Secondly, from a performance perspective numerical differentiation is really slow -- especially for gradient computation. For example you would need to evaluate the function at once per argument in numeric differentiation to get the whole gradient. In contrast, reverse mode AD lets you generate the entire gradient in one call.
In addition to these generic issues, we illustrate in our paper how doing this at a compiler level allows for significant additional optimization (by removing unnecessary code from the forward pass, finding common expressions, etc).
These issues also are amplified as you make higher-order derivatives and so on.
Funny, I worked on Tapenade (one of the compared automatic differentiation software). I'm happy that it still reaches 60% of the performance of something written directly inside an optimizing compiler.
The first time my co-advisor said "you're going to take the derivative of that code by the end of the day" I felt like I'd taken a wrong turn into crazy-town. I enjoyed reading about & understanding Tapenade — such a great piece of code!

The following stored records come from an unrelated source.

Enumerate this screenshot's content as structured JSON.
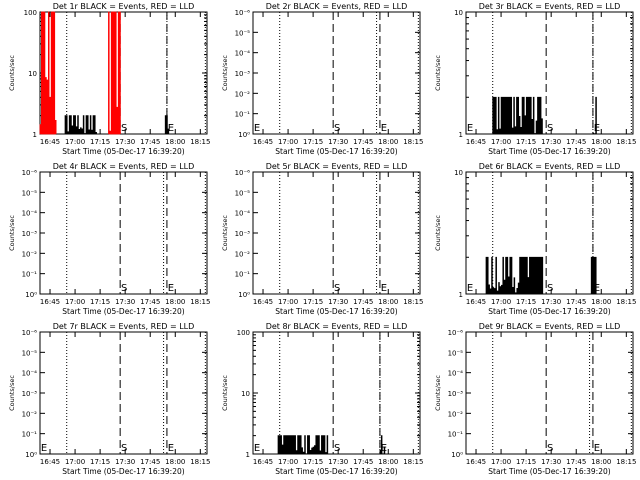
{
  "chart_data": [
    {
      "type": "line",
      "title": "Det 1r BLACK = Events, RED = LLD",
      "xlabel": "Start Time (05-Dec-17 16:39:20)",
      "ylabel": "Counts/sec",
      "xlim": [
        "16:39",
        "18:19"
      ],
      "ylim": [
        1,
        100
      ],
      "yscale": "log",
      "x_ticks": [
        "16:45",
        "17:00",
        "17:15",
        "17:30",
        "17:45",
        "18:00",
        "18:15"
      ],
      "y_ticks": [
        "1",
        "10",
        "100"
      ],
      "markers": [
        {
          "time": "17:27",
          "label": "S"
        },
        {
          "time": "17:55",
          "label": "E"
        }
      ],
      "dotted_lines": [
        "16:55",
        "17:55",
        "18:18"
      ],
      "series": [
        {
          "color": "#000000",
          "bursts": [
            [
              "16:54",
              "17:13",
              2
            ],
            [
              "17:54",
              "17:56",
              2
            ]
          ]
        },
        {
          "color": "#ff0000",
          "bursts": [
            [
              "16:39",
              "16:49",
              100
            ],
            [
              "17:20",
              "17:27",
              100
            ]
          ]
        }
      ]
    },
    {
      "type": "line",
      "title": "Det 2r BLACK = Events, RED = LLD",
      "xlabel": "Start Time (05-Dec-17 16:39:20)",
      "ylabel": "Counts/sec",
      "xlim": [
        "16:39",
        "18:19"
      ],
      "ylim": [
        1,
        1000000
      ],
      "yscale": "log",
      "x_ticks": [
        "16:45",
        "17:00",
        "17:15",
        "17:30",
        "17:45",
        "18:00",
        "18:15"
      ],
      "y_ticks": [
        "10⁰",
        "10⁻¹",
        "10⁻²",
        "10⁻³",
        "10⁻⁴",
        "10⁻⁵",
        "10⁻⁶"
      ],
      "markers": [
        {
          "time": "17:27",
          "label": "S"
        },
        {
          "time": "17:55",
          "label": "E"
        }
      ],
      "dotted_lines": [
        "16:55",
        "17:53",
        "18:18"
      ],
      "series": [],
      "corner_label": "E"
    },
    {
      "type": "line",
      "title": "Det 3r BLACK = Events, RED = LLD",
      "xlabel": "Start Time (05-Dec-17 16:39:20)",
      "ylabel": "Counts/sec",
      "xlim": [
        "16:39",
        "18:19"
      ],
      "ylim": [
        1,
        10
      ],
      "yscale": "log",
      "x_ticks": [
        "16:45",
        "17:00",
        "17:15",
        "17:30",
        "17:45",
        "18:00",
        "18:15"
      ],
      "y_ticks": [
        "1",
        "10"
      ],
      "markers": [
        {
          "time": "17:27",
          "label": "S"
        },
        {
          "time": "17:55",
          "label": "E"
        }
      ],
      "dotted_lines": [
        "16:55",
        "17:55",
        "18:18"
      ],
      "series": [
        {
          "color": "#000000",
          "bursts": [
            [
              "16:55",
              "17:25",
              2
            ],
            [
              "17:55",
              "17:57",
              2
            ]
          ]
        }
      ],
      "corner_label": "E"
    },
    {
      "type": "line",
      "title": "Det 4r BLACK = Events, RED = LLD",
      "xlabel": "Start Time (05-Dec-17 16:39:20)",
      "ylabel": "Counts/sec",
      "xlim": [
        "16:39",
        "18:19"
      ],
      "ylim": [
        1,
        1000000
      ],
      "yscale": "log",
      "x_ticks": [
        "16:45",
        "17:00",
        "17:15",
        "17:30",
        "17:45",
        "18:00",
        "18:15"
      ],
      "y_ticks": [
        "10⁰",
        "10⁻¹",
        "10⁻²",
        "10⁻³",
        "10⁻⁴",
        "10⁻⁵",
        "10⁻⁶"
      ],
      "markers": [
        {
          "time": "17:27",
          "label": "S"
        },
        {
          "time": "17:55",
          "label": "E"
        }
      ],
      "dotted_lines": [
        "16:55",
        "17:53",
        "18:18"
      ],
      "series": []
    },
    {
      "type": "line",
      "title": "Det 5r BLACK = Events, RED = LLD",
      "xlabel": "Start Time (05-Dec-17 16:39:20)",
      "ylabel": "Counts/sec",
      "xlim": [
        "16:39",
        "18:19"
      ],
      "ylim": [
        1,
        1000000
      ],
      "yscale": "log",
      "x_ticks": [
        "16:45",
        "17:00",
        "17:15",
        "17:30",
        "17:45",
        "18:00",
        "18:15"
      ],
      "y_ticks": [
        "10⁰",
        "10⁻¹",
        "10⁻²",
        "10⁻³",
        "10⁻⁴",
        "10⁻⁵",
        "10⁻⁶"
      ],
      "markers": [
        {
          "time": "17:27",
          "label": "S"
        },
        {
          "time": "17:55",
          "label": "E"
        }
      ],
      "dotted_lines": [
        "16:55",
        "17:53",
        "18:18"
      ],
      "series": []
    },
    {
      "type": "line",
      "title": "Det 6r BLACK = Events, RED = LLD",
      "xlabel": "Start Time (05-Dec-17 16:39:20)",
      "ylabel": "Counts/sec",
      "xlim": [
        "16:39",
        "18:19"
      ],
      "ylim": [
        1,
        10
      ],
      "yscale": "log",
      "x_ticks": [
        "16:45",
        "17:00",
        "17:15",
        "17:30",
        "17:45",
        "18:00",
        "18:15"
      ],
      "y_ticks": [
        "1",
        "10"
      ],
      "markers": [
        {
          "time": "17:27",
          "label": "S"
        },
        {
          "time": "17:55",
          "label": "E"
        }
      ],
      "dotted_lines": [
        "16:55",
        "17:55",
        "18:18"
      ],
      "series": [
        {
          "color": "#000000",
          "bursts": [
            [
              "16:51",
              "17:25",
              2
            ],
            [
              "17:54",
              "17:57",
              2
            ]
          ]
        }
      ],
      "corner_label": "E"
    },
    {
      "type": "line",
      "title": "Det 7r BLACK = Events, RED = LLD",
      "xlabel": "Start Time (05-Dec-17 16:39:20)",
      "ylabel": "Counts/sec",
      "xlim": [
        "16:39",
        "18:19"
      ],
      "ylim": [
        1,
        1000000
      ],
      "yscale": "log",
      "x_ticks": [
        "16:45",
        "17:00",
        "17:15",
        "17:30",
        "17:45",
        "18:00",
        "18:15"
      ],
      "y_ticks": [
        "10⁰",
        "10⁻¹",
        "10⁻²",
        "10⁻³",
        "10⁻⁴",
        "10⁻⁵",
        "10⁻⁶"
      ],
      "markers": [
        {
          "time": "17:27",
          "label": "S"
        },
        {
          "time": "17:55",
          "label": "E"
        }
      ],
      "dotted_lines": [
        "16:55",
        "17:53",
        "18:18"
      ],
      "series": [],
      "corner_label": "E"
    },
    {
      "type": "line",
      "title": "Det 8r BLACK = Events, RED = LLD",
      "xlabel": "Start Time (05-Dec-17 16:39:20)",
      "ylabel": "Counts/sec",
      "xlim": [
        "16:39",
        "18:19"
      ],
      "ylim": [
        1,
        100
      ],
      "yscale": "log",
      "x_ticks": [
        "16:45",
        "17:00",
        "17:15",
        "17:30",
        "17:45",
        "18:00",
        "18:15"
      ],
      "y_ticks": [
        "1",
        "10",
        "100"
      ],
      "markers": [
        {
          "time": "17:27",
          "label": "S"
        },
        {
          "time": "17:55",
          "label": "E"
        }
      ],
      "dotted_lines": [
        "16:55",
        "17:55",
        "18:18"
      ],
      "series": [
        {
          "color": "#000000",
          "bursts": [
            [
              "16:54",
              "17:24",
              2
            ],
            [
              "17:55",
              "17:58",
              2
            ]
          ]
        }
      ],
      "corner_label": "E"
    },
    {
      "type": "line",
      "title": "Det 9r BLACK = Events, RED = LLD",
      "xlabel": "Start Time (05-Dec-17 16:39:20)",
      "ylabel": "Counts/sec",
      "xlim": [
        "16:39",
        "18:19"
      ],
      "ylim": [
        1,
        1000000
      ],
      "yscale": "log",
      "x_ticks": [
        "16:45",
        "17:00",
        "17:15",
        "17:30",
        "17:45",
        "18:00",
        "18:15"
      ],
      "y_ticks": [
        "10⁰",
        "10⁻¹",
        "10⁻²",
        "10⁻³",
        "10⁻⁴",
        "10⁻⁵",
        "10⁻⁶"
      ],
      "markers": [
        {
          "time": "17:27",
          "label": "S"
        },
        {
          "time": "17:55",
          "label": "E"
        }
      ],
      "dotted_lines": [
        "16:55",
        "17:53",
        "18:18"
      ],
      "series": []
    }
  ]
}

Enzyme is named such as it's a tool that "synthesizes derivatives" and also as a pun referencing Zygote (another AD tool) since Enzyme operates at a lower level (LLVM rather than Julia).

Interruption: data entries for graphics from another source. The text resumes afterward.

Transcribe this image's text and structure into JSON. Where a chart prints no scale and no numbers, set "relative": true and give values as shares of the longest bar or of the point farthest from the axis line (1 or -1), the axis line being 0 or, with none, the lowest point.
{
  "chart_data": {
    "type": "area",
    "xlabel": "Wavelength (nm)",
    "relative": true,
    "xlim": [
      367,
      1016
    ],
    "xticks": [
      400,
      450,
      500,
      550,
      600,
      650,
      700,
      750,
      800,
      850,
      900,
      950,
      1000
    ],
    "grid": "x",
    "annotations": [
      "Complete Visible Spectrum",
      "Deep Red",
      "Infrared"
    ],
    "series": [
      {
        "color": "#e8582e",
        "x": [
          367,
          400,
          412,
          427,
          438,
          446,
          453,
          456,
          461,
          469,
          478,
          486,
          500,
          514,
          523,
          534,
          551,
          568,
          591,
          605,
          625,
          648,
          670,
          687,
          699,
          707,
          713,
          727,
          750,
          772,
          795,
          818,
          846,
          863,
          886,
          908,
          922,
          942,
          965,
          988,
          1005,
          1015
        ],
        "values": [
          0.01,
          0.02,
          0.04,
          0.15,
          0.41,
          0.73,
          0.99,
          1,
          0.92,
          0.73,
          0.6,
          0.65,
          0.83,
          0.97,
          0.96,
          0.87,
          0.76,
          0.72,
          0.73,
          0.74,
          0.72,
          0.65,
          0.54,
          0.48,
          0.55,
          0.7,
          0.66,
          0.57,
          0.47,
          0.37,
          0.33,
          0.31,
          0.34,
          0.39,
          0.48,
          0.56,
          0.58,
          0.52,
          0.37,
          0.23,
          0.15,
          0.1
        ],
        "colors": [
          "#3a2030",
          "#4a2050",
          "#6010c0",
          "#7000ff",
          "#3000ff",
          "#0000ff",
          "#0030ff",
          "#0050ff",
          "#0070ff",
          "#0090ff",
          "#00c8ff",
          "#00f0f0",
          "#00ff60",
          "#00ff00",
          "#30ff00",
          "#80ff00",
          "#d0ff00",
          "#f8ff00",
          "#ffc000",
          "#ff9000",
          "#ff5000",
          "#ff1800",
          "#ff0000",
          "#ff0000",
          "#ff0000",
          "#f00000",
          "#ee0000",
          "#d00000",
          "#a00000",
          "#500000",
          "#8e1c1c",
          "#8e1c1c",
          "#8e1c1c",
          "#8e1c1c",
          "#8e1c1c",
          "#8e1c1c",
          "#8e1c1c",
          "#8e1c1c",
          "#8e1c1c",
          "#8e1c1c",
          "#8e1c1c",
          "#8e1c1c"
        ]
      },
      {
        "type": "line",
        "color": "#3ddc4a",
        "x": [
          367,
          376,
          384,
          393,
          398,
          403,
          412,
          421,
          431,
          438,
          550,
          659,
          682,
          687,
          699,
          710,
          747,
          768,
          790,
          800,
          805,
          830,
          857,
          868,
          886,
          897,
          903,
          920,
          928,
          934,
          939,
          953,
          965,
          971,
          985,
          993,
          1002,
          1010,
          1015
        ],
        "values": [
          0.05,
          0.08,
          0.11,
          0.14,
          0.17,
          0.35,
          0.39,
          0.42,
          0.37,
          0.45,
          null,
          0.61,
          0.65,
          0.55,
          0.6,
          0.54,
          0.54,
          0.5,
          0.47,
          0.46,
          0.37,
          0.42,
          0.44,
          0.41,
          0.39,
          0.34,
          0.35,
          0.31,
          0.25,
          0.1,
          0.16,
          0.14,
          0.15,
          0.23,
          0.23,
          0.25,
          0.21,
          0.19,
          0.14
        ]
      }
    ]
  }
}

Tapenade is just a traditional recipe from south-east of France, where the research team developing Tapenane is based (they are at INRIA Sophia-Antipolis).
do you have any sense for how this would integrate with rust? as someone who isn't familiar with how it works, it's not clear whether that would be as easy as normal C ffi interop or more involved.
Oh man that was a fun hack to write. Basically we demonstrated an easy-to-setup AD on rust by leveraging link-time optimization (LTO) as a way to make sure Enzyme's generate derivatives "optimization pass" was run.
We're currently working with the Rust ML infrastructure group to make a nice integration of Enzyme into Rust (e.g. nice type-checking, safety, etc). If you're interested in helping, you should join the Rust ML meetings and/or Enzyme weekly meetings and check out https://github.com/rust-ml/Meetings and https://github.com/tiberiusferreira/oxide-enzyme/tree/c-api . There's a bunch of interesting optimizations and nicer UX for interoperability we want to add so more manpower is really helpful!
The most interesting thing from the Rust standpoint is that ideally we'd want Enzyme to be loaded into the Rust compiler as a plugin (much like it is for Julia, Clang for C/C++, etc) -- but Rust doesn't support the option for that yet. This means we can either help push for plugins/custom codegen in Rust, make script-based compilation tools within rustc [I don't remember the specific name but someone who is more of a Rust expert I'm sure can chime in], or do the sketchy LTO approach above [not always desirable as it requires running LTO].
Alternatively Enzyme can just become part of LLVM mainline so everyone can use it without a plugin :P We're not quite there yet but we're in the process of becoming a formal LLVM incubator project!
Enzyme does indeed handle mutable arrays (both in Enzyme.jl and any other frontend)! If you want to try it out forewarned that we're currently upgrading Enzyme.jl for better JIT integration (dynamic re-entry, custom derivative passthrough, nicer garbage collection) so there may be some falling debris.
Some more relevant links for the curious
Github: https://github.com/wsmoses/Enzyme
Paper: https://proceedings.neurips.cc/paper/2020/file/9332c513ef44b...
Basically the long story short is that Enzyme has a couple of interesting contributions:
1) Low-level Automatic Differentiation (AD) IS possible and can be high performance
2) By working at LLVM we get cross-language and cross-platform AD
3) Working at the LLVM level actually can give more speedups (since it's able to be performed after optimization)
4) We made a plugin for PyTorch/TF that uses Enzyme to import foreign code into those frameworks with ease!